4 thoughts on “All you have to do is…

  1. Great post! Not only does it bore them, it’s downright degrading. In essence it really is telling them that they are an idiot, but that’s OKAY because the job is idiot proof. This reminded me of a book I read about a year ago called “Heads in Beds,” a memoir-esque recount of this guy’s experience in hotels, and he would refer to a housekeeping manager giving a “pep talk” at the beginning of the day and repeatedly saying, “You’re job is very. Easy.” as he would slam his clipboard. And then he wondered why his turnover was so high.

    It seems that the alternative is much more effective- tell the staff how difficult you know their job is, and commit to softening the burden when and where you can. “Your job is NOT easy. There is a lot that you need to do. I get it. And I will help as much as possible.”

    • Thanks, Josh – and great points about emphasizing how a leader can support people in challenging roles. It’s about expectations, right? Set the bar high and help them get there or set the bar low and be disappointed when they get there. :o)

  2. Great post – it reminds me of the engagement graph in your book. I’m sure if you plotted challenge instead of manager engagement across a season the results would be similar. I remember once when I started a pretty basic job our team was well ahead of deadlines, delivering great results, morale was high. Our leader was pushing (but not too much – there certainly is a fine line) us to meet pretty tough deadlines. One day she said “we are well ahead of the other teams – so why doesn’t everyone slow down and feel free to take more times with things. No need to rush anymore.” Morale and performance began to suffer – and go figure, the much more relaxed deadlines weren’t met by many.

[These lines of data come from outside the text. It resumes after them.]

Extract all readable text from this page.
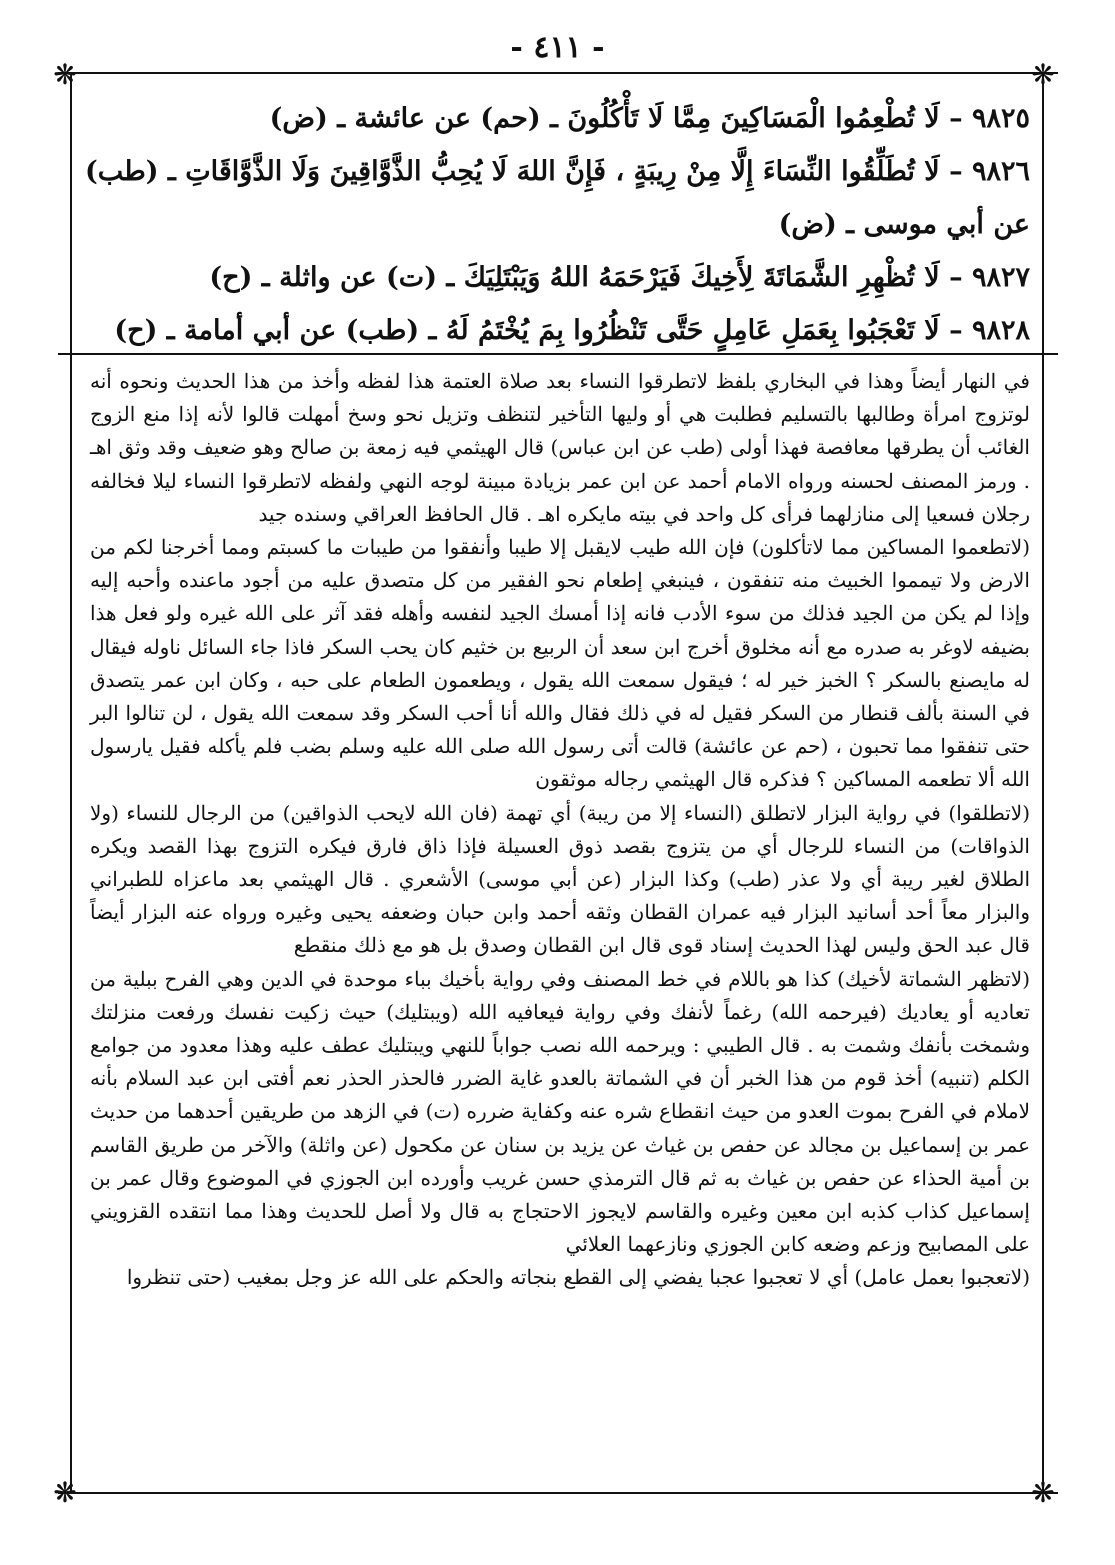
- ٤١١ -
❋	❋
❋	❋

٩٨٢٥ – لَا تُطْعِمُوا الْمَسَاكِينَ مِمَّا لَا تَأْكُلُونَ ـ (حم) عن عائشة ـ (ض)

٩٨٢٦ – لَا تُطَلِّقُوا النِّسَاءَ إِلَّا مِنْ رِيبَةٍ ، فَإِنَّ اللهَ لَا يُحِبُّ الذَّوَّاقِينَ وَلَا الذَّوَّاقَاتِ ـ (طب) عن أبي موسى ـ (ض)

٩٨٢٧ – لَا تُظْهِرِ الشَّمَاتَةَ لِأَخِيكَ فَيَرْحَمَهُ اللهُ وَيَبْتَلِيَكَ ـ (ت) عن واثلة ـ (ح)

٩٨٢٨ – لَا تَعْجَبُوا بِعَمَلِ عَامِلٍ حَتَّى تَنْظُرُوا بِمَ يُخْتَمُ لَهُ ـ (طب) عن أبي أمامة ـ (ح)

في النهار أيضاً وهذا في البخاري بلفظ لاتطرقوا النساء بعد صلاة العتمة هذا لفظه وأخذ من هذا الحديث ونحوه أنه لوتزوج امرأة وطالبها بالتسليم فطلبت هي أو وليها التأخير لتنظف وتزيل نحو وسخ أمهلت قالوا لأنه إذا منع الزوج الغائب أن يطرقها معافصة فهذا أولى (طب عن ابن عباس) قال الهيثمي فيه زمعة بن صالح وهو ضعيف وقد وثق اهـ . ورمز المصنف لحسنه ورواه الامام أحمد عن ابن عمر بزيادة مبينة لوجه النهي ولفظه لاتطرقوا النساء ليلا فخالفه رجلان فسعيا إلى منازلهما فرأى كل واحد في بيته مايكره اهـ . قال الحافظ العراقي وسنده جيد

(لاتطعموا المساكين مما لاتأكلون) فإن الله طيب لايقبل إلا طيبا وأنفقوا من طيبات ما كسبتم ومما أخرجنا لكم من الارض ولا تيمموا الخبيث منه تنفقون ، فينبغي إطعام نحو الفقير من كل متصدق عليه من أجود ماعنده وأحبه إليه وإذا لم يكن من الجيد فذلك من سوء الأدب فانه إذا أمسك الجيد لنفسه وأهله فقد آثر على الله غيره ولو فعل هذا بضيفه لاوغر به صدره مع أنه مخلوق أخرج ابن سعد أن الربيع بن خثيم كان يحب السكر فاذا جاء السائل ناوله فيقال له مايصنع بالسكر ؟ الخبز خير له ؛ فيقول سمعت الله يقول ، ويطعمون الطعام على حبه ، وكان ابن عمر يتصدق في السنة بألف قنطار من السكر فقيل له في ذلك فقال والله أنا أحب السكر وقد سمعت الله يقول ، لن تنالوا البر حتى تنفقوا مما تحبون ، (حم عن عائشة) قالت أتى رسول الله صلى الله عليه وسلم بضب فلم يأكله فقيل يارسول الله ألا تطعمه المساكين ؟ فذكره قال الهيثمي رجاله موثقون

(لاتطلقوا) في رواية البزار لاتطلق (النساء إلا من ريبة) أي تهمة (فان الله لايحب الذواقين) من الرجال للنساء (ولا الذواقات) من النساء للرجال أي من يتزوج بقصد ذوق العسيلة فإذا ذاق فارق فيكره التزوج بهذا القصد ويكره الطلاق لغير ريبة أي ولا عذر (طب) وكذا البزار (عن أبي موسى) الأشعري . قال الهيثمي بعد ماعزاه للطبراني والبزار معاً أحد أسانيد البزار فيه عمران القطان وثقه أحمد وابن حبان وضعفه يحيى وغيره ورواه عنه البزار أيضاً قال عبد الحق وليس لهذا الحديث إسناد قوى قال ابن القطان وصدق بل هو مع ذلك منقطع

(لاتظهر الشماتة لأخيك) كذا هو باللام في خط المصنف وفي رواية بأخيك بباء موحدة في الدين وهي الفرح ببلية من تعاديه أو يعاديك (فيرحمه الله) رغماً لأنفك وفي رواية فيعافيه الله (ويبتليك) حيث زكيت نفسك ورفعت منزلتك وشمخت بأنفك وشمت به . قال الطيبي : ويرحمه الله نصب جواباً للنهي ويبتليك عطف عليه وهذا معدود من جوامع الكلم (تنبيه) أخذ قوم من هذا الخبر أن في الشماتة بالعدو غاية الضرر فالحذر الحذر نعم أفتى ابن عبد السلام بأنه لاملام في الفرح بموت العدو من حيث انقطاع شره عنه وكفاية ضرره (ت) في الزهد من طريقين أحدهما من حديث عمر بن إسماعيل بن مجالد عن حفص بن غياث عن يزيد بن سنان عن مكحول (عن واثلة) والآخر من طريق القاسم بن أمية الحذاء عن حفص بن غياث به ثم قال الترمذي حسن غريب وأورده ابن الجوزي في الموضوع وقال عمر بن إسماعيل كذاب كذبه ابن معين وغيره والقاسم لايجوز الاحتجاج به قال ولا أصل للحديث وهذا مما انتقده القزويني على المصابيح وزعم وضعه كابن الجوزي ونازعهما العلائي

(لاتعجبوا بعمل عامل) أي لا تعجبوا عجبا يفضي إلى القطع بنجاته والحكم على الله عز وجل بمغيب (حتى تنظروا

    In the service industry I think it is easy to recognize employees just for those great guest interactions but are they ever praised for helping impact the company’s goals (whether that means the leader ties that service interaction back to a goal or a completely different action)? How many food service hosts are told “good job, you kept the line moving tonight!” vs. “your actions tonight helped us serve X more people than average which helped us come in well over budget tonight”?

    • Thanks, Andrew! I hadn’t thought about that graph in terms of challenge, but you are probably right. It really is about influence.

      I also TOTALLY agree with your comment about the feedback we give. Moving the line is great, but having a clear understanding of how you impacted the company is even better. We can take that a step further… “because we came in over budget tonight, and have been exceeding our numbers all week, we’ll be able to look at upgrading the POS system, which I know has been something you and your teammates have been asking for.” If they weren’t driven just by knowing the company did well, now they see how it directly impacts them.

      By the way, how was California?